Chelsea fans can be amused as Tottenham struggle to understand Mourinho

CARDIFF, UNITED KINGDOM - AUGUST 13: Jose Mourinho (R), the Chelsea Manager gestures to his players, as Rafael Benitez, the Liverpool Manager looks on during the FA Community Shield match between Liverpool and Chelsea at the Millennium Stadium on August 13, 2006 in Cardiff, Wales. (Photo by Phil Cole/Getty Images)
CARDIFF, UNITED KINGDOM - AUGUST 13: Jose Mourinho (R), the Chelsea Manager gestures to his players, as Rafael Benitez, the Liverpool Manager looks on during the FA Community Shield match between Liverpool and Chelsea at the Millennium Stadium on August 13, 2006 in Cardiff, Wales. (Photo by Phil Cole/Getty Images)

Chelsea were extremely fortunate to have Jose Mourinho before the football world stopped caring about little things like trophies. The game is about results, not process.

Light your torches and sharpen your pitchforks, because I’m about to give aid and comfort to the enemy. If Tottenham Hotspur FC wants to win a trophy, they need to shut their mouths, listen to Jose Mourinho and do what he tells them to do. And if Spurs fans want to experience just once what Chelsea fans experience on an almost annual basis, they need to put down their FIFA controllers and decide if they are fans of a sports team or a performance art commune.

Tottenham’s loss to Liverpool on Saturday inspired a montage of recycled Chelsea narratives from the past few years.

Cue up the Sky Sports panelists – who just a few months ago were collegially praising their colleague Jose Mourinho – talking about how Mourinho’s tactics are years behind his peers’ and his sour-puss demeanor and siege mentality are a generation behind the zeitgest of the fans. The pundits were all the stamp of the authority the masses needed as their bleating about aesthetics and entertainment led to the usual conclusion that a larger margin of defeat would be worth the style.

As someone whose club knows a lot about winning trophies and only one thing about losing 6-0 to the champions-in-waiting, let me tell you: there is a lot of glory in the former, and none in the latter. And the game is about glory, is it not?

The irony of Tottenham fans and anti-Mourinho pundits wishing Mourinho would put more style and aesthetics into his game plan, even at the expense of results, is that that is exactly what both north London clubs have done for years.

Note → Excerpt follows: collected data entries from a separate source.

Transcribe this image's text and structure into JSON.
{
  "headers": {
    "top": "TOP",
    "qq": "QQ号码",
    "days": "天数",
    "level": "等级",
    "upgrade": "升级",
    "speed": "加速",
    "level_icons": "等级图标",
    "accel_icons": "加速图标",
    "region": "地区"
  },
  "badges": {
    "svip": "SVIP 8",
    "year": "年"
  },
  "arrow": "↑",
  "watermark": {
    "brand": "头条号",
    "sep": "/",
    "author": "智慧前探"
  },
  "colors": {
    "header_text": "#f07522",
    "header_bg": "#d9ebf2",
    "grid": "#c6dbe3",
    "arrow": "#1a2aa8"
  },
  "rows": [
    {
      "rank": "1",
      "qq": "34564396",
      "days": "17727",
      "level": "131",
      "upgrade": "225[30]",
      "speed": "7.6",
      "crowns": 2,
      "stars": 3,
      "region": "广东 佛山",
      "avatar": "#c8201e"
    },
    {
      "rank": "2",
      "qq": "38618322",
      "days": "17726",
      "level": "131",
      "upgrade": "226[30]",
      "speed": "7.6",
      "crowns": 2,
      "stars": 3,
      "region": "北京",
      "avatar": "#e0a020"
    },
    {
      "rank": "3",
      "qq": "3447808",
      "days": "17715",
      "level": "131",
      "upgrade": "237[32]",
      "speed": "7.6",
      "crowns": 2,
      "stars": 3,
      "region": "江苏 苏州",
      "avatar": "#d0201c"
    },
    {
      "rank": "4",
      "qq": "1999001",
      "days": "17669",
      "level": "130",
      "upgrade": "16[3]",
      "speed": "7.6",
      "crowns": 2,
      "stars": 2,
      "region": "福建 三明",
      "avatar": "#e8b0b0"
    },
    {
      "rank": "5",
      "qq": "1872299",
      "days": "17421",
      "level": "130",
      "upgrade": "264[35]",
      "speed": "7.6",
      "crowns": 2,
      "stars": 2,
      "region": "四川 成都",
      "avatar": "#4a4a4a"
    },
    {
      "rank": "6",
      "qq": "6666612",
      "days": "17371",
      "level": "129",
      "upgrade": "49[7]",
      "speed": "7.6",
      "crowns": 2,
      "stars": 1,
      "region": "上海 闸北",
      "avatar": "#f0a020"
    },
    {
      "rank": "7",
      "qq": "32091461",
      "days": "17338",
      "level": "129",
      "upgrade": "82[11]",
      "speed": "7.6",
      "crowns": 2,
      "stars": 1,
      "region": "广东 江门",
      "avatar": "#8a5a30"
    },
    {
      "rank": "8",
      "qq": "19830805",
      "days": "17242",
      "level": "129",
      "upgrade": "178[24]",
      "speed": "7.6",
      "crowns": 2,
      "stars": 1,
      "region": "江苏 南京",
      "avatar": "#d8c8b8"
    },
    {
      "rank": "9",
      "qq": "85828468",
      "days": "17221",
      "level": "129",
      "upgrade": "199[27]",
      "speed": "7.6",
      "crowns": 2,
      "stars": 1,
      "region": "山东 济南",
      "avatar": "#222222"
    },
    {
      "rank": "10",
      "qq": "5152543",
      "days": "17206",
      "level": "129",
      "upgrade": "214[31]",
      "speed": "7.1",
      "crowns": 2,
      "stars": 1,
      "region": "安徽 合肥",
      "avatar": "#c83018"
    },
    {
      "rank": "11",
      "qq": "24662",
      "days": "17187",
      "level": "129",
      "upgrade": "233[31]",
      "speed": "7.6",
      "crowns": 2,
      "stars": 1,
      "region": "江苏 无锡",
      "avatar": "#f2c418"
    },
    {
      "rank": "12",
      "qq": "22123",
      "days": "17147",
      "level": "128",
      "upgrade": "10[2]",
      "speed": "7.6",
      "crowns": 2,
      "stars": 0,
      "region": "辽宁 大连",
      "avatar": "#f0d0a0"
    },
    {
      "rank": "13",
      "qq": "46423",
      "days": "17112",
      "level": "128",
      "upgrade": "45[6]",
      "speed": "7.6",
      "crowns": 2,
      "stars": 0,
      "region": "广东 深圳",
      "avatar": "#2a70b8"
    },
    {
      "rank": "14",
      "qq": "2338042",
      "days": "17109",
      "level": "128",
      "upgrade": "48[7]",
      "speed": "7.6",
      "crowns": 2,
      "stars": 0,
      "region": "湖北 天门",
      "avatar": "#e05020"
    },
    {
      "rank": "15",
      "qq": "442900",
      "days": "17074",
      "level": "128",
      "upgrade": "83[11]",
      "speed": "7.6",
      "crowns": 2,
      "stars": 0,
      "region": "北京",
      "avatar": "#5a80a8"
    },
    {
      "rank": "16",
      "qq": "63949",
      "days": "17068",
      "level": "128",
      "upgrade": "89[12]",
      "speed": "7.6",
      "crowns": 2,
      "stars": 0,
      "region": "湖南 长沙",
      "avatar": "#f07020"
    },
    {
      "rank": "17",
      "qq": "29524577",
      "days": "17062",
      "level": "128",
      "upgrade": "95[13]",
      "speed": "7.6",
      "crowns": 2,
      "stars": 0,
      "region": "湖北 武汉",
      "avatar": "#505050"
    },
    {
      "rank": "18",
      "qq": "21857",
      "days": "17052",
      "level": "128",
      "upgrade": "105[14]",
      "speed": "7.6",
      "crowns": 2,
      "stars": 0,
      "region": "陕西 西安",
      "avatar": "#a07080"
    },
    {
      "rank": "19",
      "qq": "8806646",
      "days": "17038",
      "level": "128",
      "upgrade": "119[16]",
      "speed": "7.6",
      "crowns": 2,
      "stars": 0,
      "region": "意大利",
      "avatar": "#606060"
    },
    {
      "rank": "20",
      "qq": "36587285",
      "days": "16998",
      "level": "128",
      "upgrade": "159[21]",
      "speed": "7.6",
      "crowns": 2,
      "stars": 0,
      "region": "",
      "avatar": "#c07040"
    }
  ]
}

Every season, with one exception, brought a trophy to Chelsea FC and a commemorative DVD celebrating a near miss to Tottenham.

Tottenham were the darling of the football media because of their devotion to style and process, even in the absence of results.

That all changed on June 1, 2019. Liverpool had also been committed to a style and process for the previous few years. Unlike Tottenham, theirs resulted in a trophy: the Champions League title. When the final whistle blew in Madrid, Liverpool overtook Tottenham because they did the one thing Tottenham never did: they won.

Not that the English football media needs an excuse to go in the bag for Liverpool, but as soon as Tottenham became the second-best team in Europe they became an afterthought in England. Worse, they became the target of the same snark and banter that has enveloped clubs like Chelsea for nearly two decades. Chelsea can at least console themselves with all their trophies. Tottenham just has some iconic kits from the last decade, or whatever that tweet was.

Regardless of what any thought leaders, influencers, windbags, Football Manager gurus or overpaid consultants will tell you, football – like all sports – is a results game, not a process game.

Good processes are essential to achieving results, and without the results, they are not good processes. Managers may earn praise for their processes, but they keep or lose their job based on results. Sometimes even the best results are not enough, and sometimes that is because the owner is dissatisfied with style or process. But that’s a curse of affluence. Only when you win can you complain about how you win.

Jose Mourinho knows how to win. He knows the processes necessary to achieve results because for him only the results matter. Often that means buying a handful of proven, expensive players. Occasionally it means playing with 40% possession and hoping to convert one of a few counterattacks for a 1-1 draw or 2-1 win. It may mean minimizing the extent of a loss because goal differential is the second-most important column on the table. Sometimes it means taking a recently beloved team and convincing them that they are up against the world: Mourinho’s “siege mentality.”

Many of the same people criticizing how he lost and the outdated nature of his tactics and processes are also going around saying he failed in his last two postings. Those failed seasons brought Chelsea a League Cup and a Premier League title, and Manchester United a League Cup and Europa League title.

When Tottenham Hotspur eventually sack Jose Mourinho, it will probably be on the basis of process and not results. It wouldn’t be the first time his results-first values conflicted with a club spoiled by his results and willing to trade them in for style and aesthetics. The question is whether they will care enough to taste victory just once before committing their next act of Spursiness.

One of Jose Mourinho’s greatest legacies at Chelsea was instilling a thirst for trophies. If the modern game considers that a source of shame, a dirty ancillary goal behind entertainment value and beautiful football, so be it. We’ll build another a trophy case.